Teobaldo Visconti, no entanto, era unanimemente referido como figura de consenso - apesar de não pertencer ao regio Cardinalis.

Os motivos desta nomeação eram tão obscuros quanto suspeitos, mas o Mestre não hesitava em atribuí-los à influência de Eduardius e de Charles d’Anjou. Estes exerciam, segundo ele, uma influência directa sobre Teobaldo e uma influência indirecta sobre o conclave, difícil de quantificar e de esclarecer.

Era este o objectivo da intersecção de Salgácio. De escrivão intelectual a espião canónico com disfarce científico - essa era a sua nova missão.
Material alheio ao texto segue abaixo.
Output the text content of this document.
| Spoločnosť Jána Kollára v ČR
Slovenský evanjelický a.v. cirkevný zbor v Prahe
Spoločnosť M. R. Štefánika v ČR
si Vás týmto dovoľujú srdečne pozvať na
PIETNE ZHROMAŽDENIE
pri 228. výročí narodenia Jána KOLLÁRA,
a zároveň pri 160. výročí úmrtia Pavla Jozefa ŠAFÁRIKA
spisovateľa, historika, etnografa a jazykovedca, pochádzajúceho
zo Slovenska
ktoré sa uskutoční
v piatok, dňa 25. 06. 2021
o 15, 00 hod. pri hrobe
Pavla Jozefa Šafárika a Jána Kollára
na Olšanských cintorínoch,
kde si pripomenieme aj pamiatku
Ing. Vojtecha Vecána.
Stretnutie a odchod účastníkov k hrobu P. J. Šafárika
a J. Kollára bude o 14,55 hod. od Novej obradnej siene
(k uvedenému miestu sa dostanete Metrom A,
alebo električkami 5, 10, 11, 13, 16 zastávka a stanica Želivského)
Uma missão que abraçava com receio, mas também com curiosidade.

Viver obcecado com aliterações grafológicas e semânticas estilísticas era interessante — em doses moderadas. As possibilidades infinitas oferecidas pelas páginas dos incunábulos eram, sem dúvida, fascinantes. Mas Salgácio sentia visceralmente que a vida não se desenrolava apenas em páginas de texto.

“Vive-se vivendo,” como dizia Mohamed ibn Musa Al-Kharzimi, que reinventara a álgebra, a aritmética e a geometria, em convalescença, durante pausas médicas após combates nos quais se voluntariara como soldado-filósofo - “E porque não deixar umas notas de rodapé avulsas para a posteridade, caso tal valha a pena?”, concluía Kharzimi.

Era neste espírito que Salgácio abraçava a sua nova missão - e uma sabática merecida da sabática oficial que tinha iniciado com o Mestre.